The moment Jim Morrison called his own fans “absurd”

The single ‘Touch Me’ from 1969’s The Soft Parade has always been a bit of a dividing line for fans of The Doors.

Some see it as a bastardisation of the original spirit of the band, a sort of cuddly Tom Jonesing of the Lizard King into something spineless and deflated, while others find it to be a pretty joyous and catchy tune, capturing the last vestiges of Morrison’s youthful energy just before he sank fully into addiction and self-destruction.

Around the time of The Soft Parade’s release, which came after a gruelling and consistently miserable six months in the studio, Morrison chatted with reporter Lizzie James to discuss the current status of the band and himself in the zeitgeist. The interview wouldn’t be properly published until 1981, when Creem magazine published it to mark the ten-year anniversary of Morrison’s death.

“The most important kind of freedom is to be what you really are,” Morrison told James, “You trade in your reality for a role. You trade in your senses for an act. You give up your ability to feel and, in exchange, put on a mask. There can’t be any large-scale revolution until there’s a personal revolution, on an individual level. It’s got to happen inside first.”

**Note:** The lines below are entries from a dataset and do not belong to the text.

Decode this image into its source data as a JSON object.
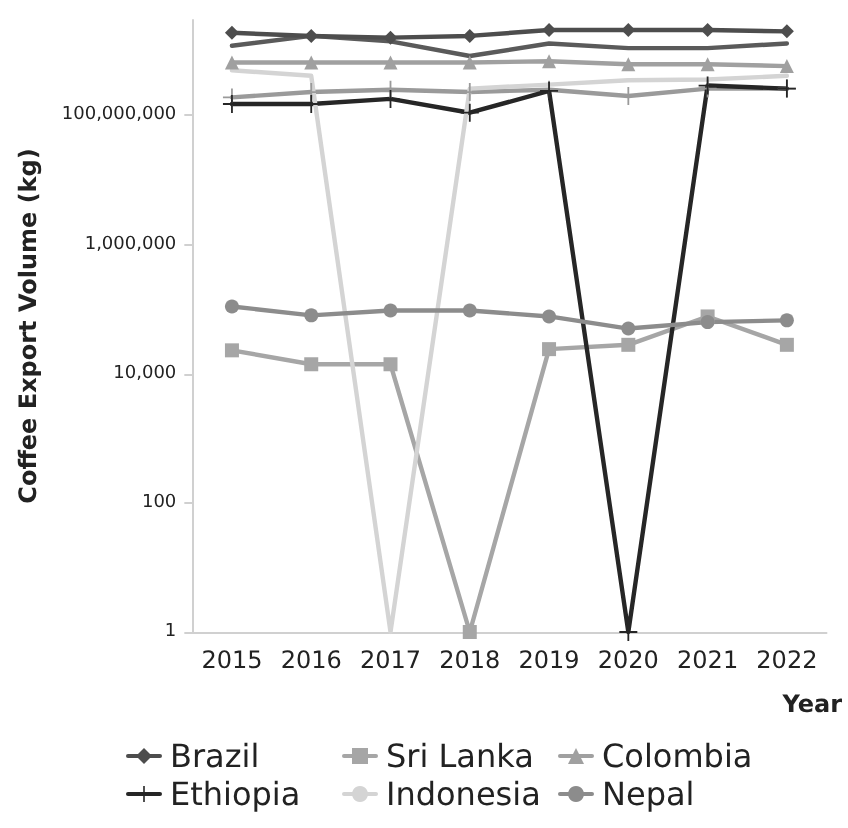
{
  "chart_data": {
    "type": "line",
    "xlabel": "Year",
    "ylabel": "Coffee Export Volume (kg)",
    "categories": [
      "2015",
      "2016",
      "2017",
      "2018",
      "2019",
      "2020",
      "2021",
      "2022"
    ],
    "log": true,
    "ylim": [
      1,
      3000000000
    ],
    "yticks": [
      1,
      100,
      {
        "value": 10000,
        "label": "10,000"
      },
      {
        "value": 1000000,
        "label": "1,000,000"
      },
      {
        "value": 100000000,
        "label": "100,000,000"
      }
    ],
    "grid": false,
    "legend": "bottom",
    "series": [
      {
        "color": "#5a5a5a",
        "marker": "none",
        "values": [
          1200000000,
          1700000000,
          1400000000,
          830000000,
          1300000000,
          1100000000,
          1100000000,
          1300000000
        ]
      },
      {
        "color": "#9a9a9a",
        "marker": "cross",
        "values": [
          190000000,
          230000000,
          250000000,
          230000000,
          250000000,
          200000000,
          260000000,
          260000000
        ]
      },
      {
        "name": "Brazil",
        "color": "#4d4d4d",
        "marker": "diamond",
        "values": [
          1900000000,
          1700000000,
          1600000000,
          1700000000,
          2100000000,
          2100000000,
          2100000000,
          2000000000
        ]
      },
      {
        "name": "Sri Lanka",
        "color": "#a6a6a6",
        "marker": "square",
        "values": [
          23000,
          14000,
          14000,
          1,
          24000,
          28000,
          77000,
          28000
        ]
      },
      {
        "name": "Colombia",
        "color": "#a0a0a0",
        "marker": "triangle",
        "values": [
          660000000,
          660000000,
          660000000,
          660000000,
          690000000,
          620000000,
          620000000,
          580000000
        ]
      },
      {
        "name": "Ethiopia",
        "color": "#262626",
        "marker": "cross",
        "values": [
          150000000,
          150000000,
          180000000,
          110000000,
          240000000,
          1,
          290000000,
          260000000
        ]
      },
      {
        "name": "Indonesia",
        "color": "#d4d4d4",
        "marker": "none",
        "values": [
          500000000,
          410000000,
          1,
          260000000,
          300000000,
          350000000,
          360000000,
          410000000
        ]
      },
      {
        "name": "Nepal",
        "color": "#8c8c8c",
        "marker": "circle",
        "values": [
          110000,
          80000,
          95000,
          95000,
          77000,
          50000,
          63000,
          67000
        ]
      }
    ]
  }
}
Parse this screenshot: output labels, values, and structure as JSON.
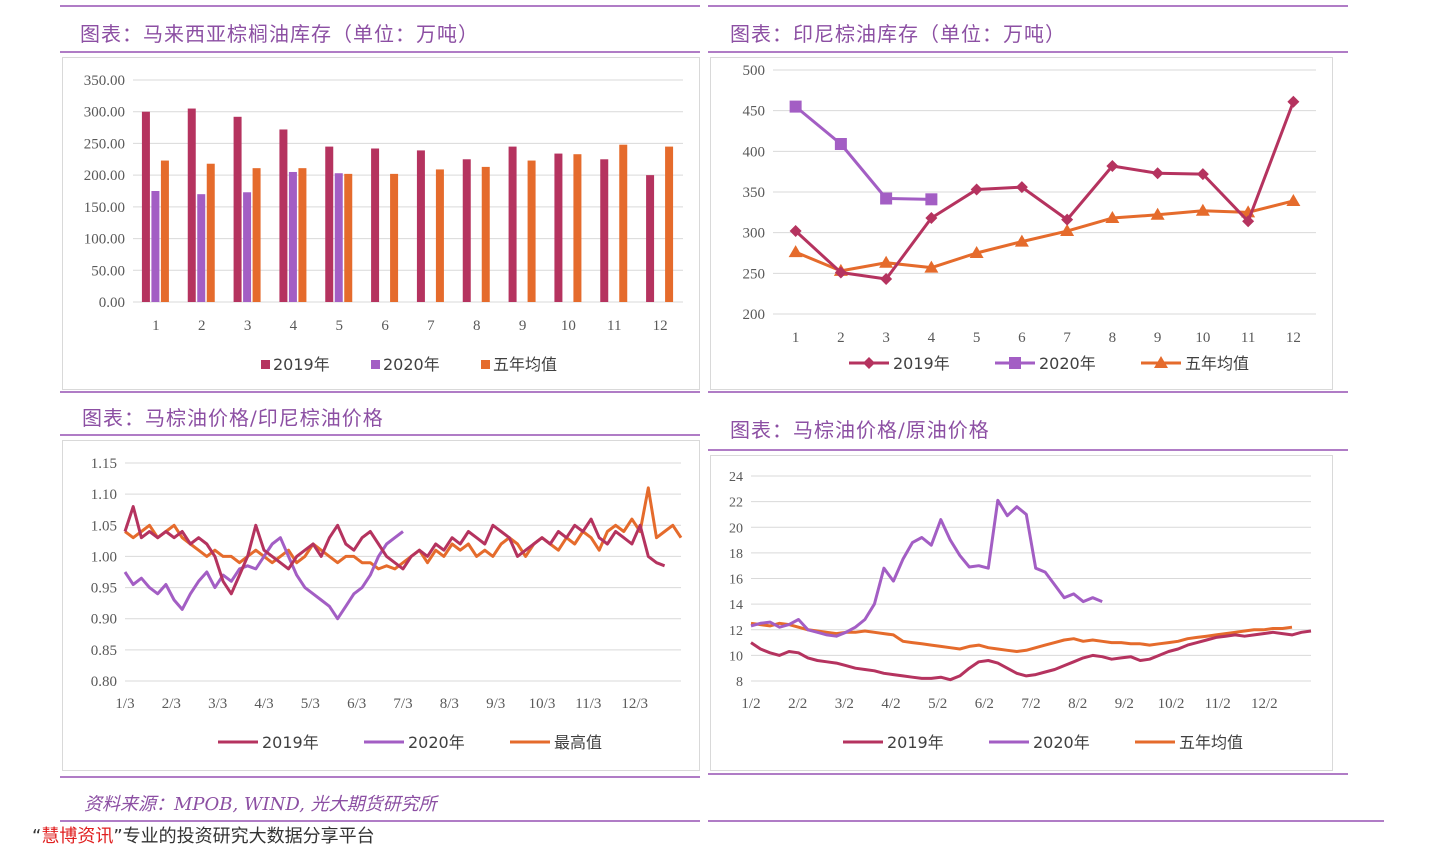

While he was seemingly speaking from a place of wisdom, Morrison was only 25 years old, and he was struggling mightily to locate and pursue his own version of freedom after several years of unexpected, international superstardom. Part of the reason The Soft Parade had been such a nightmare to record was that Morrison was nearly impossible to keep on-task and motivated, as his drive and interests seemed to be pulling him away from The Doors and towards other art projects. He probably would have quit the band altogether had Ray Manzarek not convinced his buddy to stick with it, for better or worse. 

“A true friend is someone who lets you have total freedom to be yourself, and especially to feel, or not feel,” Morrison continued, perhaps with a critical view of Manzarek floating in his mind, “Whatever you happen to be feeling at the moment is fine with them. That’s what real love amounts to: letting a person be what he really is. Most people love you for who you pretend to be. To keep their love, you keep pretending; performing.”

It’s certainly possible that he was purely speaking in general terms there, but considering where he was in his career at that moment, it’s hard not to hear the soul-searching going on, as he tries to align his own heavy existential philosophy with the decisions he was making in his own life.

At one point, James asked him about The Doors’ fans, the many young people who looked to him as a ‘saviour’ or a ‘leader’ who could help set them free, a question that was intended to determine if Morrison felt this as a burden, but he rolled his eyes instead.

“It’s absurd,” he said, “How can I set free anyone who doesn’t have the guts to stand up alone and declare his own freedom? I think it’s a lie; people claim they want to be free. Everybody insists that freedom is what they want the most, the most sacred and precious thing a man can possess. But that’s bullshit! People are terrified to be set free. They hold on to their chains. They fight anyone who tries to break those chains. It’s their security. How can they expect me or anyone to set them free if they don’t really want to be free?”